Nous sommes tous fatigués par la guerre ; la guerre a épuisé les ressources du pays ; la guerre a fait des victimes dans toutes les familles. Il n’y a pas un Burundais qui n’ait ressenti les effets très durs de cette crise. Quelle que soit la longueur de la nuit, elle finira par se terminer. Je pressens que cela devrait cesser. Mon message de paix est le suivant : nous sommes dans une situation peu enviable, ce sont les burundais eux-mêmes qui sont responsables de cette situation ; il faut que les Burundais décident eux-mêmes de briser ce cercle vicieux. La meilleure leçon de changement, c’est que celui qui a été l’auteur de la violence arrête la violence.

L’élément déclencheur de mon engagement date de 1993. J’ai eu tellement d’espoir dans le changement que la déception a d’abord été énorme. Alors, j’ai réalisé que le conflit ne résolvait absolument rien. Nous avons passé plus de six mois sans pouvoir enseigner. Puis, nous avons continué l’enseignement de façon opiniâtre et pu préserver sa qualité. A ce moment-là, je me suis dit : « Pour que la vie continue, il faut que l’activité de chacun se maintienne, c’est la meilleure façon de ramener la paix. » J’ai vu beaucoup de crises éclater. J’ai compris que les promesses, même les plus enflammées, n’avaient jamais été réalisées.
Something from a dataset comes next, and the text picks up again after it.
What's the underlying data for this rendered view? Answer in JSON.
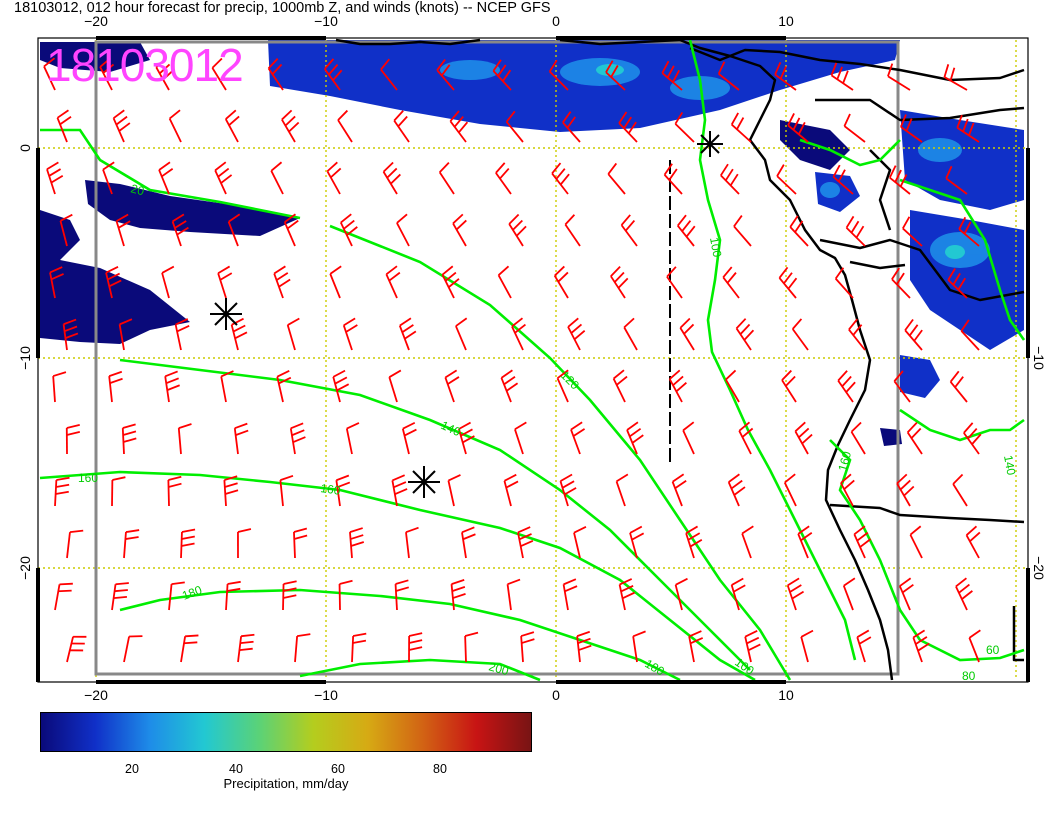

Au contraire, travailler modestement, avec ténacité, c’est s’engager pour la paix, pour que chaque personne puisse être en équilibre avec elle-même et que chaque citoyen puisse fournir un apport, en évitant toute démagogie politique.
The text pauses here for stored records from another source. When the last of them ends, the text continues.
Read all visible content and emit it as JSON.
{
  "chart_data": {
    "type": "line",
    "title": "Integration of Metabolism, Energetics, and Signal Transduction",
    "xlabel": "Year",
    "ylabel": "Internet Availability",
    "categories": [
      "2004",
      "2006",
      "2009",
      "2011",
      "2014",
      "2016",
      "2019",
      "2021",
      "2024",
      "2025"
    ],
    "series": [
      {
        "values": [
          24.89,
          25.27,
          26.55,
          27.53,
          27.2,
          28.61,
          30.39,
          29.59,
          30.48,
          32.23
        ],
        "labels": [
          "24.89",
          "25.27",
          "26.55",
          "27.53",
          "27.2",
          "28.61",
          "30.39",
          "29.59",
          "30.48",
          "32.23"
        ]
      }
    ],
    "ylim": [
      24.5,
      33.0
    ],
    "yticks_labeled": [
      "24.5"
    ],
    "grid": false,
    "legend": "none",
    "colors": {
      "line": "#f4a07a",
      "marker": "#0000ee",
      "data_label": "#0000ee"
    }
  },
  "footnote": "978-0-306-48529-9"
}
Ma contribution à la construction d’une paix durable, c’est donc la transmission du savoir. Il s’agit de messages indirects à travers le travail, par l’éducation.
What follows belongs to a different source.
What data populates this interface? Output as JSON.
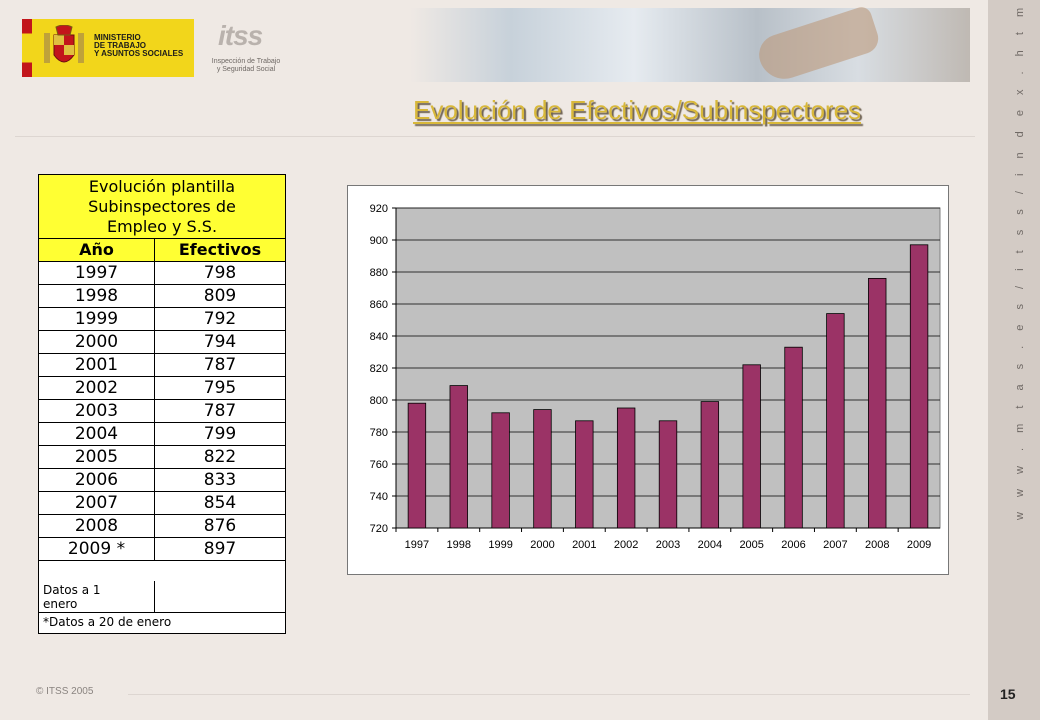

Le 14 avril 1993, j’allais commencer une mission d’enseignement à l’Université catholique de Bukavu (2), ville où je n’avais jamais mis les pieds. Les relations entre le Rwanda et le Burundi n’étaient pas bonnes. Quand je suis arrivé au poste frontière, les policiers rwandais m’ont dit : « Monsieur, vous ne pouvez pas passer parce que, tel que nous vous voyons, vous êtes un haut responsable de l’administration burundaise. » En réalité, ils voulaient me dire qu’en tant que Tutsi, j’étais parmi les gens qui fréquentaient les sphères du pouvoir et qu’ils me soupçonnaient d’être en mission d’espionnage. Nous avons dû rebrousser chemin. J’étais très choqué. L’interprétation du douanier était inadéquate et tout à fait injuste, puisque je n’avais jamais travaillé pour le pouvoir politique. Je n’avais toujours exercé que mon activité professionnelle de professeur et de médecin. Finalement, en passant par une autre douane, j’ai pu donner mon cours à Bukavu, et je l’ai fait avec beaucoup de cœur, d’énergie et de compétence. Depuis cette date, malgré tout ce qui s’est passé dans les trois pays, j’ai régulièrement dispensé cette formation. Qu’est-ce que cela démontre? Qu’à partir d’un critère extrêmement subjectif, on peut arrêter tout un programme. Mon programme, c’était de lancer cette formation. Je l’ai fait dans la peur mais la mission a été extrêmement bien accueillie. J’ai continué : nous avons déjà formé plus de trois cents médecins dans la Faculté de médecine de Bukavu. Et j’ai constaté que les liens qui m’unissaient avec mes amis congolais étaient des liens scientifiques et culturels, qui constituent un ciment indestructible entre les peuples.

Notes

  • (1) : 21 octobre 1993 : assassinat de Melchior Ndadaye, premier président hutu élu quelques mois auparavant; massacres de Tutsis, répression militaire du pouvoir tutsi et exode de centaines de milliers de réfugiés hutus (ndlr).

  • (2) : Ville à l’Est de la République démocratique du Congo (ndlr).